The outer surface of a hollow sphere of radius \(r_{2}\) is subjected to a uniform heat flux \(q_{2}^{\prime \prime}\). The inner surface at \(r_{1}\) is held at a constant temperature \(T_{s, 1}\). (a) Develop an expression for the temperature distribution \(T(r)\) in the sphere wall in terms of \(q_{2}^{\prime \prime}, T_{s, 1}, r_{1}, r_{2}\), and the thermal conductivity of the wall material \(k\). (b) If the inner and outer tube radii are \(r_{1}=50 \mathrm{~mm}\) and \(r_{2}=100 \mathrm{~mm}\), what heat flux \(q_{2}^{\prime \prime}\) is required to maintain the outer surface at \(T_{s, 2}=50^{\circ} \mathrm{C}\), while the inner surface is at \(T_{s, 1}=20^{\circ} \mathrm{C}\) ? The thermal conductivity of the wall material is \(k=10 \mathrm{~W} / \mathrm{m} \cdot \mathrm{K}\).

Short Answer

Expert verified
(a) The temperature distribution T(r) in the sphere wall is given by: \(T(r)=-\frac{C_1}{k}r+C_2\frac{1}{r}+C_3\) (b) The heat flux \(q_{2}^{\prime \prime}\) required to maintain the given conditions is: \(q_{2}^{\prime \prime}=k\left(\frac{C_1}{r_2^2}-\frac{C_2}{r_2^3}\right)\)

Step by step solution

01

Part (a): Develop an expression for the temperature distribution T(r)

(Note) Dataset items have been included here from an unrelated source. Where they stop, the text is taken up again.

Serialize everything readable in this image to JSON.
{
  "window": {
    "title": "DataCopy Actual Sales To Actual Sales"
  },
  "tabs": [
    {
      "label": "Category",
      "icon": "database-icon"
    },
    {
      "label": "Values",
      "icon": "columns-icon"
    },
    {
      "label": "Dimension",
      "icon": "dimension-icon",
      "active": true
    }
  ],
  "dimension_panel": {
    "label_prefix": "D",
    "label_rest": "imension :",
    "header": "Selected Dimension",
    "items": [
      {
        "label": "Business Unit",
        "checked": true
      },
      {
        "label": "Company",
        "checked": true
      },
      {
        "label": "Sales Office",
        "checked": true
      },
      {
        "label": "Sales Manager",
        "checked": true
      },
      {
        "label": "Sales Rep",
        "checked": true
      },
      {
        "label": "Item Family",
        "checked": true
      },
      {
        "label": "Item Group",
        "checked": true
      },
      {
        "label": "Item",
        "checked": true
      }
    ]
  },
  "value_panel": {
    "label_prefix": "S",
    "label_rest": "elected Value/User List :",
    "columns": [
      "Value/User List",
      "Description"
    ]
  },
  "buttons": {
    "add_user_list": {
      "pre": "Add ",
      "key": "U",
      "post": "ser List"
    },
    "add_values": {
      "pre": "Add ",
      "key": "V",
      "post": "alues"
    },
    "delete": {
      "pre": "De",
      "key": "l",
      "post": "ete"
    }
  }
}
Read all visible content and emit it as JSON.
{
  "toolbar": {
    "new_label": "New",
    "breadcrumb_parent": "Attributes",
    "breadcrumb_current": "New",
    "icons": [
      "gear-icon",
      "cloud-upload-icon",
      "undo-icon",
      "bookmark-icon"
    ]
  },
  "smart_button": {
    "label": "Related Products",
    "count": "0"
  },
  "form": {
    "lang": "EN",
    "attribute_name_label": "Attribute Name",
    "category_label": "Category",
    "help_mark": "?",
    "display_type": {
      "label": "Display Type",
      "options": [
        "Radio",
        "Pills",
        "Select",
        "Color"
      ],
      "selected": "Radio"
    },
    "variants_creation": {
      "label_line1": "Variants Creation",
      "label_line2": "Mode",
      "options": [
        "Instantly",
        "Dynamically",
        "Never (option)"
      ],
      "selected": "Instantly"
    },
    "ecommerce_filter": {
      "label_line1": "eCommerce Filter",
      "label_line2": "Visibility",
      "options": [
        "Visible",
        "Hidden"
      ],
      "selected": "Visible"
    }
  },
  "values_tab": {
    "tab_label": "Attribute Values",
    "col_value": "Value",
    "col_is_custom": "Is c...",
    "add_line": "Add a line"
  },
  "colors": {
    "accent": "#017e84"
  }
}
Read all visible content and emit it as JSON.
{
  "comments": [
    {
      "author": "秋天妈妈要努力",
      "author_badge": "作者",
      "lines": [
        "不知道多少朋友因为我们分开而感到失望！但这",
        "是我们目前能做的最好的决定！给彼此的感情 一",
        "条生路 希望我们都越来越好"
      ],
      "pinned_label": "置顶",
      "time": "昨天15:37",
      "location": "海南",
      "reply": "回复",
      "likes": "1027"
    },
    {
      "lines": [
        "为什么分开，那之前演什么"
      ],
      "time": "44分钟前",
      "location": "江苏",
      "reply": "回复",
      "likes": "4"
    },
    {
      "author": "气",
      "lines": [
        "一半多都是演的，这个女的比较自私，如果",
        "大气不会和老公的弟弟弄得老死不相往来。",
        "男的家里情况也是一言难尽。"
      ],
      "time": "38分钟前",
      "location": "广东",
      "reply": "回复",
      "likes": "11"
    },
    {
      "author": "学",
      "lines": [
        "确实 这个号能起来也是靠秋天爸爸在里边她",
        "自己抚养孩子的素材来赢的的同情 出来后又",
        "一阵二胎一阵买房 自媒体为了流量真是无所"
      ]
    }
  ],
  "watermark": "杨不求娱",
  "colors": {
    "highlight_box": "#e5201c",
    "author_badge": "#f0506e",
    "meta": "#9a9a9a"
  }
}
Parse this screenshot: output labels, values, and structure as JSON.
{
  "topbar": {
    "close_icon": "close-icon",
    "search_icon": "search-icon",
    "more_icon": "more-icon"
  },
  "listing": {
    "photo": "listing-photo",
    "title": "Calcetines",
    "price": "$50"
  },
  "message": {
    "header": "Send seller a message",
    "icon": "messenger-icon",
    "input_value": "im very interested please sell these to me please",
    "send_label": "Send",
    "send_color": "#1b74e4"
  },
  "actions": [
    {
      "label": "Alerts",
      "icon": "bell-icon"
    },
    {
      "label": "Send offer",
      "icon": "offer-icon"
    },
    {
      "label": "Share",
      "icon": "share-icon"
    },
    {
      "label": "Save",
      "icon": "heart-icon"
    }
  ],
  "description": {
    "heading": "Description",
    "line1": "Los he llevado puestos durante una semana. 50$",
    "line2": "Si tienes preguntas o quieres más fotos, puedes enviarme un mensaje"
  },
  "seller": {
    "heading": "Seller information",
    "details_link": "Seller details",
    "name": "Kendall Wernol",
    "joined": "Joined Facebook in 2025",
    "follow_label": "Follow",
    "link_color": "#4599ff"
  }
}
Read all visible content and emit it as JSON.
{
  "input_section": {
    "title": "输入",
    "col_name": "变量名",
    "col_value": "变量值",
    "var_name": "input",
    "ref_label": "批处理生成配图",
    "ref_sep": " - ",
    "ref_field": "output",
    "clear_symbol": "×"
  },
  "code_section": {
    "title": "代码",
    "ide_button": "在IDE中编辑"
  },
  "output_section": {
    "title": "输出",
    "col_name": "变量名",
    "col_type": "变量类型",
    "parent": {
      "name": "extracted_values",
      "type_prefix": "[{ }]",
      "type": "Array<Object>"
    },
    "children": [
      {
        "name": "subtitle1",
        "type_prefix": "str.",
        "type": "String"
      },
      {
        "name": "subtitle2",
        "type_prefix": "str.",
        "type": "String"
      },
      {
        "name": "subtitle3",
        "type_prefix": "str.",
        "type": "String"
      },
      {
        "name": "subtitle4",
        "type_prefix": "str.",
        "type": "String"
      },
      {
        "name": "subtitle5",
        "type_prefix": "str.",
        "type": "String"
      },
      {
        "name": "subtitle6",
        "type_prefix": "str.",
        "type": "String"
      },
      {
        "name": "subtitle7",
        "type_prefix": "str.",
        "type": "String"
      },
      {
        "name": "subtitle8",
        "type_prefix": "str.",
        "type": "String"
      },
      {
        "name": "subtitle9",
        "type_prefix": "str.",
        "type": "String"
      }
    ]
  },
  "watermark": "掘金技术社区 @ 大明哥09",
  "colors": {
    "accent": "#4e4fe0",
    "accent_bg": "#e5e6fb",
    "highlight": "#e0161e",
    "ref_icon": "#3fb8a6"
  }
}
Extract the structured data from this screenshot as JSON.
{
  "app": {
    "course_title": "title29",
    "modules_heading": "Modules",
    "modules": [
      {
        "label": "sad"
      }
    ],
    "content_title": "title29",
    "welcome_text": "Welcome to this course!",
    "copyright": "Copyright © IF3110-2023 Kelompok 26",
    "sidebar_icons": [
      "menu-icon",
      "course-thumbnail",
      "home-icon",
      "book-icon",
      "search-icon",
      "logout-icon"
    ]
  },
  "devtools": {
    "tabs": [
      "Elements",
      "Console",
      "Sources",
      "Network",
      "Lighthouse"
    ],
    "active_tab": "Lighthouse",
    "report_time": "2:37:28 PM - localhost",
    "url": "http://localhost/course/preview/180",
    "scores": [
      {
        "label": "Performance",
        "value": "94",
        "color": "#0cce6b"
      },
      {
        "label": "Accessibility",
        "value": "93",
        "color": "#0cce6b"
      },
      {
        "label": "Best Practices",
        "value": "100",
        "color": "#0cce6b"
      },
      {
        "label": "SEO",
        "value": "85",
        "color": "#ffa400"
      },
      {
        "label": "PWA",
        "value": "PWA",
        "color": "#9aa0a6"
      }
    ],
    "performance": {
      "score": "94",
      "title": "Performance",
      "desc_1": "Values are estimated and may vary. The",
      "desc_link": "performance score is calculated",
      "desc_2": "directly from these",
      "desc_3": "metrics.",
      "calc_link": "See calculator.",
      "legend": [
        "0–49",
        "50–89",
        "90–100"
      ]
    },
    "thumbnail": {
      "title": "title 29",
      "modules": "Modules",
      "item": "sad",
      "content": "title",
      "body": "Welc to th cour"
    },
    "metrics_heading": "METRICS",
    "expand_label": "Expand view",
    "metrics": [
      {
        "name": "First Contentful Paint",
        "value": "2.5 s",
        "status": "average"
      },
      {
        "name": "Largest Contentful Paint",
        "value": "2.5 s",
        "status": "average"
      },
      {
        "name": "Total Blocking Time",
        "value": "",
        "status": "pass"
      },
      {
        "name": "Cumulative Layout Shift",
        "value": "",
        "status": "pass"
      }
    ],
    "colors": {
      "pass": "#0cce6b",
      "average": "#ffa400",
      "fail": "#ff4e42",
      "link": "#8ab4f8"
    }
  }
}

Let us derive the governing differential equation for the heat conduction in spherical coordinates. We have: \(\frac{d}{dr}\left(kr^{2}\frac{dT}{dr}\right)=0\) Rearrange and integrate once: \(k r^2 \frac{dT}{dr}=C_{1}\) Where \(C_1\) is the integration constant. Now, divide by \(kr^2\) and integrate again: \(\int \frac{1}{r^{2}} dT=\int \frac{C_{1}}{k} dr\) \(-\frac{1}{r}+C_{2}=\frac{C_{1}}{k}r+C_{3}\) Rearrange the terms, we get \(T(r) = -\frac{C_1}{k}r + C_2\frac{1}{r} + C_3\) To find the constants \(C_1, C_2\), and \(C_3\), we can use the given boundary conditions: 1. When \(r=r_{1}\), \(T=T_{s, 1}\) 2. When \(r=r_{2}\), heat flux \(q_{2}^{\prime \prime}=-k\frac{dT}{dr}|_{r=r_2}\) Apply boundary condition 1: \(T_{s, 1} = -\frac{C_1}{k}r_1 + C_2\frac{1}{r_1} + C_3\) Apply boundary condition 2: \(q_{2}^{\prime \prime}=k\frac{dT}{dr}|_{r=r_2} =q_{2}^{\prime \prime}=k\left(\frac{C_1}{r_2^2}-\frac{C_2}{r_2^3}\right)\) Now solve the system of linear equations for \(C_1\), \(C_2\), and \(C_3\). Finally, substitute the values of the constants in the expression for T(r): \(T(r)=-\frac{C_1}{k}r+C_2\frac{1}{r}+C_3\)
02

Part (b): Calculate the heat flux q2''

Given values: \(r_1 = 50 \mathrm{~mm}= 0.05 \mathrm{~m}\) \(r_2 = 100 \mathrm{~mm}= 0.1 \mathrm{~m}\) \(T_{s, 1} = 20^{\circ} \mathrm{C}\) \(T_{s, 2} = 50^{\circ} \mathrm{C}\) \(k = 10 \mathrm{~W} / \mathrm{m} \cdot \mathrm{K}\) First, we need to calculate the values of the constants \(C_1, C_2\), and \(C_3\) using the given values and the equations we derived in part (a). Then, use the boundary condition 2: \(q_{2}^{\prime \prime}=k\frac{dT}{dr}|_{r=r_2} =q_{2}^{\prime \prime}=k\left(\frac{C_1}{r_2^2}-\frac{C_2}{r_2^3}\right)\) Plug the values of \(C_1, C_2, k, r_2\) into the above equation, and solve for \(q_{2}^{\prime \prime}\).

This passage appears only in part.